The full-duplex (FDX) transponder is continuously powered with RF energy by an interrogator unit and its antenna. The transponder receives the energy by means of a coil.
In operation, the full-duplex transponder receives energy from the interrogator unit via the electromagnetic energy that the interrogator antenna transmits and the transponder coils receive. In responding to the interrogator, the transponder retrieves information that a transponder memory device stores. The transponder modulates the information, using a damping modulation function and associated circuitry by applying a bit stream to a modulation circuit that modulates energy consumption through the transponder coil. For proper transponder operation at both far and near distances, the current from the damping modulation circuit should be as large as possible. At the same time, however, the transponder circuit operation requires at least a minimum amount of power from the received energy to properly operate.
Conventional damping modulation circuits suffer from several limitations. Known damping modulation circuits cannot react properly to fields of different strengths.
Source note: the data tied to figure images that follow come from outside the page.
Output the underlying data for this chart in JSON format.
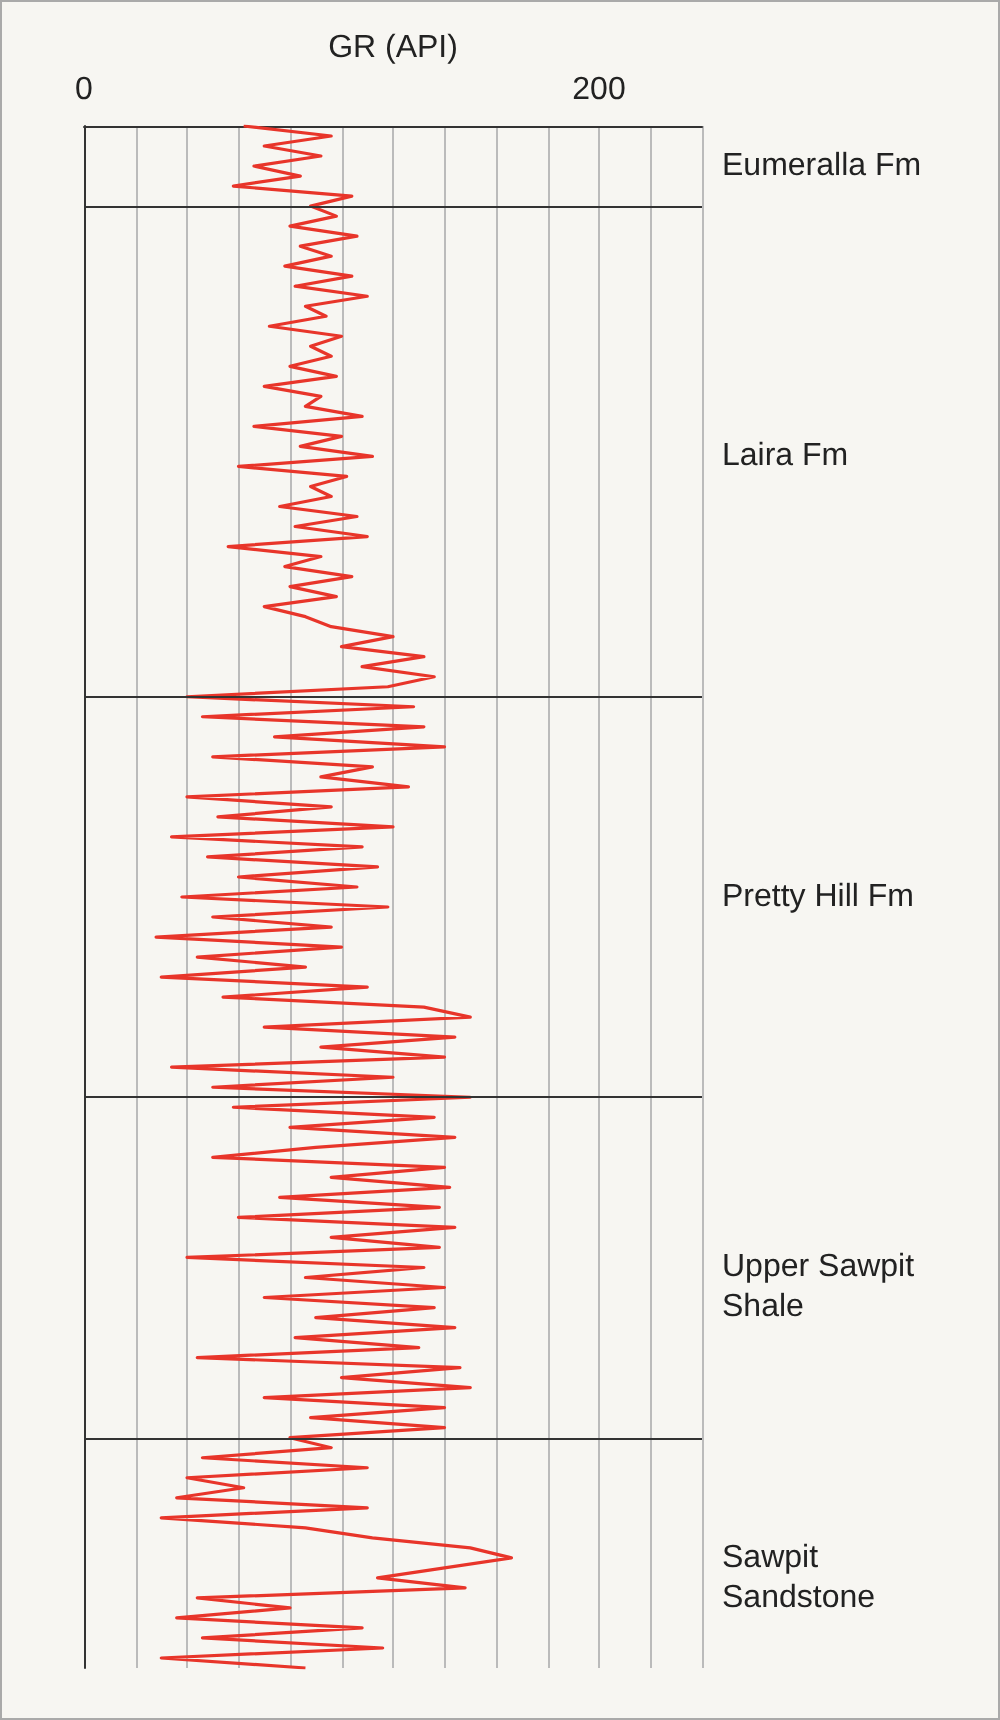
{
  "chart_data": {
    "type": "line",
    "orientation": "horizontal",
    "xlabel": "GR (API)",
    "categories": [
      null,
      null,
      null,
      null,
      null,
      null,
      null,
      null,
      null,
      null,
      null,
      null,
      null,
      null,
      null,
      null,
      null,
      null,
      null,
      null,
      null,
      null,
      null,
      null,
      null,
      null,
      null,
      null,
      null,
      null,
      null,
      null,
      null,
      null,
      null,
      null,
      null,
      null,
      null,
      null,
      null,
      null,
      null,
      null,
      null,
      null,
      null,
      null,
      null,
      null,
      null,
      null,
      null,
      null,
      null,
      null,
      null,
      null,
      null,
      null,
      null,
      null,
      null,
      null,
      null,
      null,
      null,
      null,
      null,
      null,
      null,
      null,
      null,
      null,
      null,
      null,
      null,
      null,
      null,
      null,
      null,
      null,
      null,
      null,
      null,
      null,
      null,
      null,
      null,
      null,
      null,
      null,
      null,
      null,
      null,
      null,
      null,
      null,
      null,
      null,
      null,
      null,
      null,
      null,
      null,
      null,
      null,
      null,
      null,
      null,
      null,
      null,
      null,
      null,
      null,
      null,
      null,
      null,
      null,
      null,
      null,
      null,
      null,
      null,
      null,
      null,
      null,
      null,
      null,
      null,
      null,
      null,
      null,
      null,
      null,
      null,
      null,
      null,
      null,
      null,
      null,
      null,
      null,
      null,
      null,
      null,
      null,
      null,
      null,
      null,
      null,
      null,
      null,
      null,
      null
    ],
    "series": [
      {
        "color": "#e8352a",
        "values": [
          62,
          96,
          70,
          92,
          66,
          84,
          58,
          104,
          88,
          98,
          80,
          106,
          84,
          96,
          78,
          104,
          82,
          110,
          86,
          94,
          72,
          100,
          88,
          96,
          80,
          98,
          70,
          92,
          86,
          108,
          66,
          100,
          84,
          112,
          60,
          102,
          88,
          96,
          76,
          106,
          82,
          110,
          56,
          92,
          78,
          104,
          80,
          98,
          70,
          86,
          96,
          120,
          100,
          132,
          108,
          136,
          118,
          40,
          128,
          46,
          132,
          74,
          140,
          50,
          112,
          92,
          126,
          40,
          96,
          52,
          120,
          34,
          108,
          48,
          114,
          60,
          106,
          38,
          118,
          50,
          96,
          28,
          100,
          44,
          86,
          30,
          110,
          54,
          132,
          150,
          70,
          144,
          92,
          140,
          34,
          120,
          50,
          150,
          58,
          136,
          80,
          144,
          90,
          50,
          140,
          96,
          142,
          76,
          138,
          60,
          144,
          96,
          138,
          40,
          132,
          86,
          140,
          70,
          136,
          90,
          144,
          82,
          130,
          44,
          146,
          100,
          150,
          70,
          140,
          88,
          140,
          80,
          96,
          46,
          110,
          40,
          62,
          36,
          110,
          30,
          86,
          112,
          150,
          166,
          140,
          114,
          148,
          44,
          80,
          36,
          108,
          46,
          116,
          30,
          86
        ]
      }
    ],
    "xlim": [
      0,
      240
    ],
    "xticks": [
      0,
      {
        "value": 20,
        "label": null
      },
      {
        "value": 40,
        "label": null
      },
      {
        "value": 60,
        "label": null
      },
      {
        "value": 80,
        "label": null
      },
      {
        "value": 100,
        "label": null
      },
      {
        "value": 120,
        "label": null
      },
      {
        "value": 140,
        "label": null
      },
      {
        "value": 160,
        "label": null
      },
      {
        "value": 180,
        "label": null
      },
      200,
      {
        "value": 220,
        "label": null
      },
      {
        "value": 240,
        "label": null
      }
    ],
    "grid": "x",
    "line_style": "solid",
    "annotations": [
      "Eumeralla Fm",
      "Laira Fm",
      "Pretty Hill Fm",
      "Upper Sawpit Shale",
      "Sawpit Sandstone"
    ]
  }
}
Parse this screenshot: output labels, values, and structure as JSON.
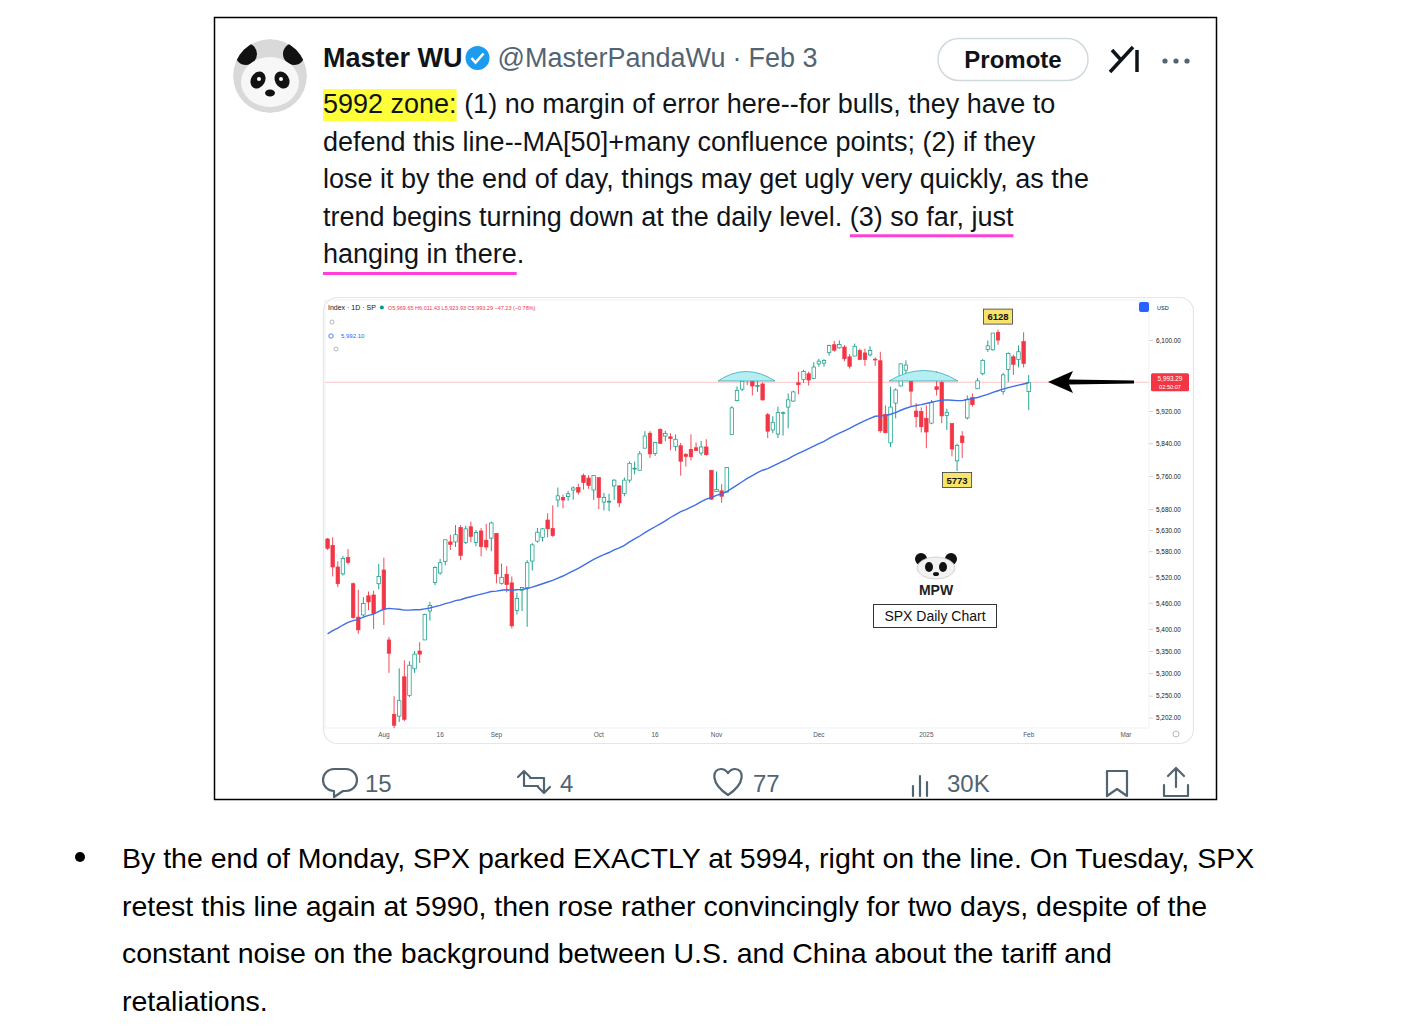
{
  "tweet": {
    "name": "Master WU",
    "handle": "@MasterPandaWu",
    "separator": "·",
    "date": "Feb 3",
    "button": "Promote",
    "lines": [
      [
        {
          "text": "5992 zone:",
          "mark": "highlight"
        },
        {
          "text": " (1) no margin of error here--for bulls, they have to"
        }
      ],
      [
        {
          "text": "defend this line--MA[50]+many confluence points; (2) if they"
        }
      ],
      [
        {
          "text": "lose it by the end of day, things may get ugly very quickly, as the"
        }
      ],
      [
        {
          "text": "trend begins turning down at the daily level. "
        },
        {
          "text": "(3) so far, just",
          "mark": "underline"
        }
      ],
      [
        {
          "text": "hanging in there",
          "mark": "underline"
        },
        {
          "text": "."
        }
      ]
    ],
    "stats": {
      "replies": 15,
      "reposts": 4,
      "likes": 77,
      "views": "30K"
    }
  },
  "chart_data": {
    "type": "candlestick",
    "log": "y",
    "grid": false,
    "header": "O5,969.65 H6,011.43 L5,923.93 C5,993.29 −47.23 (−0.78%)",
    "indicator_value": "5,992.10",
    "currency": "USD",
    "categories": [
      null,
      null,
      null,
      null,
      null,
      null,
      null,
      null,
      null,
      null,
      null,
      "Aug",
      null,
      null,
      null,
      null,
      null,
      null,
      null,
      null,
      null,
      null,
      "16",
      null,
      null,
      null,
      null,
      null,
      null,
      null,
      null,
      null,
      null,
      "Sep",
      null,
      null,
      null,
      null,
      null,
      null,
      null,
      null,
      null,
      null,
      null,
      null,
      null,
      null,
      null,
      null,
      null,
      null,
      null,
      "Oct",
      null,
      null,
      null,
      null,
      null,
      null,
      null,
      null,
      null,
      null,
      "16",
      null,
      null,
      null,
      null,
      null,
      null,
      null,
      null,
      null,
      null,
      null,
      "Nov",
      null,
      null,
      null,
      null,
      null,
      null,
      null,
      null,
      null,
      null,
      null,
      null,
      null,
      null,
      null,
      null,
      null,
      null,
      null,
      "Dec",
      null,
      null,
      null,
      null,
      null,
      null,
      null,
      null,
      null,
      null,
      null,
      null,
      null,
      null,
      null,
      null,
      null,
      null,
      null,
      null,
      "2025",
      null,
      null,
      null,
      null,
      null,
      null,
      null,
      null,
      null,
      null,
      null,
      null,
      null,
      null,
      null,
      null,
      null,
      null,
      null,
      "Feb",
      null,
      null,
      null,
      null,
      null,
      null,
      null,
      null,
      null,
      null,
      null,
      null,
      null,
      null,
      null,
      null,
      null,
      null,
      "Mar",
      null,
      null,
      null,
      null
    ],
    "series": [
      {
        "name": "Index · 1D · SP",
        "type": "candlestick",
        "open": [
          5610,
          5595,
          5544,
          5528,
          5566,
          5505,
          5428,
          5433,
          5477,
          5479,
          5505,
          5537,
          5376,
          5210,
          5206,
          5293,
          5252,
          5311,
          5351,
          5376,
          5442,
          5508,
          5530,
          5557,
          5603,
          5603,
          5637,
          5602,
          5639,
          5602,
          5629,
          5607,
          5612,
          5623,
          5506,
          5527,
          5507,
          5443,
          5490,
          5496,
          5558,
          5605,
          5614,
          5655,
          5635,
          5703,
          5709,
          5711,
          5727,
          5733,
          5762,
          5756,
          5727,
          5757,
          5698,
          5698,
          5737,
          5737,
          5719,
          5751,
          5778,
          5775,
          5829,
          5866,
          5816,
          5875,
          5859,
          5857,
          5833,
          5835,
          5814,
          5826,
          5830,
          5817,
          5832,
          5775,
          5723,
          5725,
          5722,
          5863,
          5947,
          5976,
          6009,
          6003,
          5985,
          5989,
          5912,
          5874,
          5864,
          5917,
          5931,
          5946,
          5992,
          6000,
          6015,
          6003,
          6040,
          6042,
          6069,
          6089,
          6081,
          6083,
          6058,
          6060,
          6074,
          6068,
          6063,
          6052,
          6048,
          5913,
          5842,
          5941,
          5984,
          6024,
          6006,
          5921,
          5920,
          5903,
          5891,
          5982,
          5993,
          5910,
          5890,
          5798,
          5859,
          5904,
          5955,
          5977,
          6015,
          6077,
          6076,
          6121,
          5970,
          6026,
          6058,
          6051,
          6097,
          5969.65,
          null,
          null,
          null,
          null,
          null,
          null,
          null,
          null,
          null,
          null,
          null,
          null,
          null,
          null,
          null,
          null,
          null,
          null,
          null,
          null,
          null,
          null,
          null
        ],
        "high": [
          5612,
          5614,
          5557,
          5570,
          5586,
          5508,
          5491,
          5474,
          5487,
          5489,
          5551,
          5566,
          5383,
          5250,
          5312,
          5330,
          5328,
          5351,
          5371,
          5436,
          5463,
          5546,
          5563,
          5608,
          5620,
          5643,
          5643,
          5641,
          5651,
          5631,
          5636,
          5646,
          5651,
          5623,
          5552,
          5546,
          5522,
          5484,
          5497,
          5560,
          5600,
          5636,
          5636,
          5671,
          5690,
          5733,
          5716,
          5725,
          5736,
          5742,
          5767,
          5763,
          5763,
          5757,
          5720,
          5718,
          5753,
          5739,
          5757,
          5796,
          5796,
          5822,
          5871,
          5871,
          5843,
          5878,
          5872,
          5866,
          5863,
          5842,
          5817,
          5863,
          5843,
          5847,
          5851,
          5775,
          5772,
          5741,
          5783,
          5933,
          5983,
          6012,
          6017,
          6009,
          6009,
          5993,
          5916,
          5908,
          5932,
          5920,
          5965,
          5972,
          6020,
          6025,
          6020,
          6044,
          6053,
          6052,
          6089,
          6099,
          6100,
          6088,
          6065,
          6092,
          6079,
          6079,
          6085,
          6057,
          6071,
          5935,
          5982,
          5978,
          6041,
          6049,
          6006,
          5941,
          5930,
          5935,
          5949,
          6021,
          6000,
          5927,
          5890,
          5840,
          5871,
          5960,
          5965,
          6004,
          6052,
          6100,
          6119,
          6128,
          6017,
          6069,
          6063,
          6087,
          6121,
          6011.43,
          null,
          null,
          null,
          null,
          null,
          null,
          null,
          null,
          null,
          null,
          null,
          null,
          null,
          null,
          null,
          null,
          null,
          null,
          null,
          null,
          null,
          null,
          null
        ],
        "low": [
          5584,
          5522,
          5497,
          5524,
          5550,
          5424,
          5390,
          5429,
          5444,
          5401,
          5492,
          5410,
          5302,
          5175,
          5193,
          5195,
          5248,
          5302,
          5324,
          5376,
          5420,
          5502,
          5526,
          5548,
          5584,
          5591,
          5560,
          5598,
          5602,
          5593,
          5569,
          5583,
          5581,
          5506,
          5503,
          5485,
          5402,
          5434,
          5442,
          5406,
          5536,
          5601,
          5604,
          5614,
          5615,
          5686,
          5683,
          5701,
          5704,
          5716,
          5728,
          5730,
          5703,
          5681,
          5678,
          5676,
          5703,
          5686,
          5712,
          5745,
          5765,
          5775,
          5829,
          5805,
          5810,
          5840,
          5846,
          5824,
          5822,
          5762,
          5784,
          5799,
          5822,
          5811,
          5811,
          5703,
          5723,
          5696,
          5722,
          5863,
          5945,
          5971,
          5986,
          5960,
          5969,
          5947,
          5854,
          5866,
          5854,
          5860,
          5878,
          5944,
          5963,
          5992,
          5985,
          6003,
          6033,
          6033,
          6061,
          6071,
          6079,
          6047,
          6028,
          6060,
          6051,
          6035,
          6059,
          6035,
          5867,
          5866,
          5832,
          5903,
          5983,
          6007,
          5932,
          5880,
          5868,
          5829,
          5888,
          5960,
          5891,
          5874,
          5809,
          5773,
          5805,
          5900,
          5932,
          5976,
          6011,
          6071,
          6074,
          6089,
          5962,
          5994,
          6012,
          6031,
          6031,
          5923.93,
          null,
          null,
          null,
          null,
          null,
          null,
          null,
          null,
          null,
          null,
          null,
          null,
          null,
          null,
          null,
          null,
          null,
          null,
          null,
          null,
          null,
          null,
          null
        ],
        "close": [
          5588,
          5544,
          5505,
          5564,
          5555,
          5427,
          5399,
          5459,
          5463,
          5436,
          5522,
          5446,
          5346,
          5186,
          5240,
          5199,
          5319,
          5344,
          5344,
          5434,
          5455,
          5543,
          5554,
          5608,
          5597,
          5620,
          5571,
          5634,
          5616,
          5625,
          5592,
          5591,
          5648,
          5528,
          5520,
          5503,
          5408,
          5471,
          5496,
          5554,
          5596,
          5626,
          5634,
          5634,
          5618,
          5713,
          5703,
          5718,
          5732,
          5722,
          5745,
          5738,
          5762,
          5709,
          5709,
          5700,
          5751,
          5696,
          5751,
          5792,
          5780,
          5815,
          5859,
          5815,
          5843,
          5841,
          5865,
          5853,
          5851,
          5797,
          5809,
          5808,
          5823,
          5832,
          5813,
          5705,
          5728,
          5712,
          5782,
          5929,
          5973,
          5996,
          6001,
          5984,
          5985,
          5949,
          5871,
          5893,
          5917,
          5917,
          5949,
          5969,
          5987,
          6021,
          5999,
          6032,
          6047,
          6049,
          6087,
          6075,
          6090,
          6053,
          6034,
          6085,
          6051,
          6051,
          6074,
          6050,
          5872,
          5867,
          5931,
          5974,
          6040,
          6037,
          5971,
          5907,
          5882,
          5869,
          5942,
          5975,
          5909,
          5918,
          5827,
          5836,
          5843,
          5950,
          5937,
          5997,
          6049,
          6086,
          6119,
          6101,
          6012,
          6067,
          6039,
          6071,
          6041,
          5993.29,
          null,
          null,
          null,
          null,
          null,
          null,
          null,
          null,
          null,
          null,
          null,
          null,
          null,
          null,
          null,
          null,
          null,
          null,
          null,
          null,
          null,
          null,
          null
        ]
      },
      {
        "type": "line",
        "color": "#3f6ee8",
        "values": [
          5390,
          5397,
          5403,
          5410,
          5416,
          5420,
          5423,
          5428,
          5432,
          5435,
          5441,
          5446,
          5448,
          5447,
          5446,
          5444,
          5444,
          5445,
          5445,
          5447,
          5449,
          5452,
          5455,
          5459,
          5462,
          5466,
          5468,
          5472,
          5475,
          5478,
          5481,
          5484,
          5487,
          5488,
          5490,
          5491,
          5490,
          5491,
          5492,
          5494,
          5497,
          5501,
          5505,
          5509,
          5513,
          5518,
          5523,
          5529,
          5535,
          5541,
          5548,
          5555,
          5562,
          5568,
          5573,
          5578,
          5584,
          5589,
          5595,
          5603,
          5610,
          5617,
          5625,
          5632,
          5639,
          5646,
          5653,
          5661,
          5668,
          5675,
          5680,
          5686,
          5692,
          5699,
          5705,
          5709,
          5714,
          5718,
          5723,
          5731,
          5739,
          5747,
          5755,
          5762,
          5769,
          5775,
          5779,
          5785,
          5791,
          5797,
          5803,
          5810,
          5816,
          5822,
          5828,
          5834,
          5840,
          5846,
          5853,
          5860,
          5866,
          5872,
          5878,
          5885,
          5891,
          5897,
          5903,
          5908,
          5909,
          5910,
          5913,
          5917,
          5923,
          5928,
          5932,
          5935,
          5937,
          5940,
          5943,
          5946,
          5948,
          5949,
          5948,
          5947,
          5947,
          5950,
          5952,
          5955,
          5959,
          5963,
          5968,
          5972,
          5976,
          5980,
          5983,
          5986,
          5989,
          5992.1,
          null,
          null,
          null,
          null,
          null,
          null,
          null,
          null,
          null,
          null,
          null,
          null,
          null,
          null,
          null,
          null,
          null,
          null,
          null,
          null,
          null,
          null,
          null
        ]
      }
    ],
    "ylim": [
      5180,
      6205
    ],
    "yticks": [
      {
        "value": 6100,
        "label": "6,100.00"
      },
      {
        "value": 5920,
        "label": "5,920.00"
      },
      {
        "value": 5840,
        "label": "5,840.00"
      },
      {
        "value": 5760,
        "label": "5,760.00"
      },
      {
        "value": 5680,
        "label": "5,680.00"
      },
      {
        "value": 5630,
        "label": "5,630.00"
      },
      {
        "value": 5580,
        "label": "5,580.00"
      },
      {
        "value": 5520,
        "label": "5,520.00"
      },
      {
        "value": 5460,
        "label": "5,460.00"
      },
      {
        "value": 5400,
        "label": "5,400.00"
      },
      {
        "value": 5350,
        "label": "5,350.00"
      },
      {
        "value": 5300,
        "label": "5,300.00"
      },
      {
        "value": 5250,
        "label": "5,250.00"
      },
      {
        "value": 5202,
        "label": "5,202.00"
      }
    ],
    "last_price": {
      "value": 5993.29,
      "label": "5,993.29",
      "timer": "02:50:07"
    },
    "annotations": [
      {
        "label": "6128",
        "index": 131,
        "value": 6128,
        "position": "above"
      },
      {
        "label": "5773",
        "index": 123,
        "value": 5773,
        "position": "below"
      }
    ],
    "watermark": {
      "logo": "MPW",
      "caption": "SPX Daily Chart"
    }
  },
  "bullet": [
    "By the end of Monday, SPX parked EXACTLY at 5994, right on the line. On Tuesday, SPX",
    "retest this line again at 5990, then rose rather convincingly for two days, despite of the",
    "constant noise on the background between U.S. and China about the tariff and",
    "retaliations."
  ]
}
On the one hand, if the fieldstrength of the transmitter signal is very low, such as in far distance cases, transistors within the damping modulation circuit do not conduct current and the coil voltages become less than the necessary voltage for proper transponder circuit operation. One the other hand, if the fieldstrength is too high, the same transistors are too weak and damping does not occur to a sufficient degree so that a proper modulation index results in the transponder circuit. This problem not only occurs when attempting far and near distance operations, but also if the reactive power in the inductive portions of the transponder circuit is excessively high or if the operating temperature of the transponder circuit, and, in particular, the damping modulation circuit varies significantly.